La dégénérescence maculaire liée à l’âge (Dmla), se caractérise par des déformations visuelles qui peuvent aboutir à l’apparition d’une tache noire au centre de la vision. Elle peut affecter la vue des patients après 50 ans. Dès l’apparition des symptômes, il est conseillé de consulter, même en période d’épidémie.

Durant le premier confinement, les ophtalmologistes s’était déjà inquiétés de la baisse significative du nombre de consultations. Conséquence ? Un retard de traitement pour les patients, d’après une étude publiée en mars 2021, entraînant une progression de la DMLA et une déficience visuelle chez les patients.

La DMLA est la première cause de handicap chez les plus de 50 ans.

Inserm.

Si vous souffrez de déformations visuelles ou si vous voyez apparaître une tache noire lorsque vous fixez votre regard, il s’agit peut-être de la dégénérescence maculaire liée à l’âge (Dmla). Dans ce cas, n’attendez pas pour consulter un ophtalmologiste : des traitements existent, mais il faut agir vite.

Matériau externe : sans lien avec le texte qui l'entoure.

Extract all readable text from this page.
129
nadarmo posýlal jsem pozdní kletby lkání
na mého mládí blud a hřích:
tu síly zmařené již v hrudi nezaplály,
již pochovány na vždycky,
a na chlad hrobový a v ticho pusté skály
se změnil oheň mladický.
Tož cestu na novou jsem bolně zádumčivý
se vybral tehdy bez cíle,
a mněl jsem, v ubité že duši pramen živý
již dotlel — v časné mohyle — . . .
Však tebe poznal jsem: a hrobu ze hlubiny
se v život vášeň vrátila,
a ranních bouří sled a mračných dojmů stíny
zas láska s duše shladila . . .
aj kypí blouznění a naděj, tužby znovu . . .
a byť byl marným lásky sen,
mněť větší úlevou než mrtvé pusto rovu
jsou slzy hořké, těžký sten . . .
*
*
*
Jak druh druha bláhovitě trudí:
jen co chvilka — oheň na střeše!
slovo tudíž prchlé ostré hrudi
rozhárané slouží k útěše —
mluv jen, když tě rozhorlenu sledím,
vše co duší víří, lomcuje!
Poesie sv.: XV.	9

25 à 30% des plus de 75 ans sont concernés par la DMLA.

Inserm.

La Dmla, un handicap au quotidien

La baisse des capacités visuelles a un impact non négligeable sur la qualité de vie des patients atteints de Dmla. Durant Les Journées de la Dmla qui ont eu lieu du 22 au 26 novembre, le grand public peut prendre rendez-vous chez les ophtalmologistes (libéraux et hospitaliers) participant à l’opération pour bénéficier d’un dépistage. Ces derniers effectueront un examen du fond d’œil, qui permettra de repérer les individus qui souffrent déjà d’une Dmla sans le savoir, ou dont le risque de développer la maladie, est élevé. Les professionnels pourront leur proposer au plus tôt un traitement et/ou des mesures préventives ainsi qu’un programme de surveillance adapté. Il s’agit d’éviter, dans la mesure du possible, la dégradation visuelle et les complications.

A qui s’adresse le dépistage ?

Le dépistage s’adresse en particulier à toute personne de 55 ans ou plus non suivie ou n’ayant pas bénéficié d’un examen depuis plus d’une année. Si vous fumez ou si vous avez des antécédents familiaux de Dmla, si vous êtes diabétique (type 1 ou 2). Le dépistage concerne tous les patients diabétiques n’ayant pas eu un suivi ophtalmologique depuis plus d’un an. 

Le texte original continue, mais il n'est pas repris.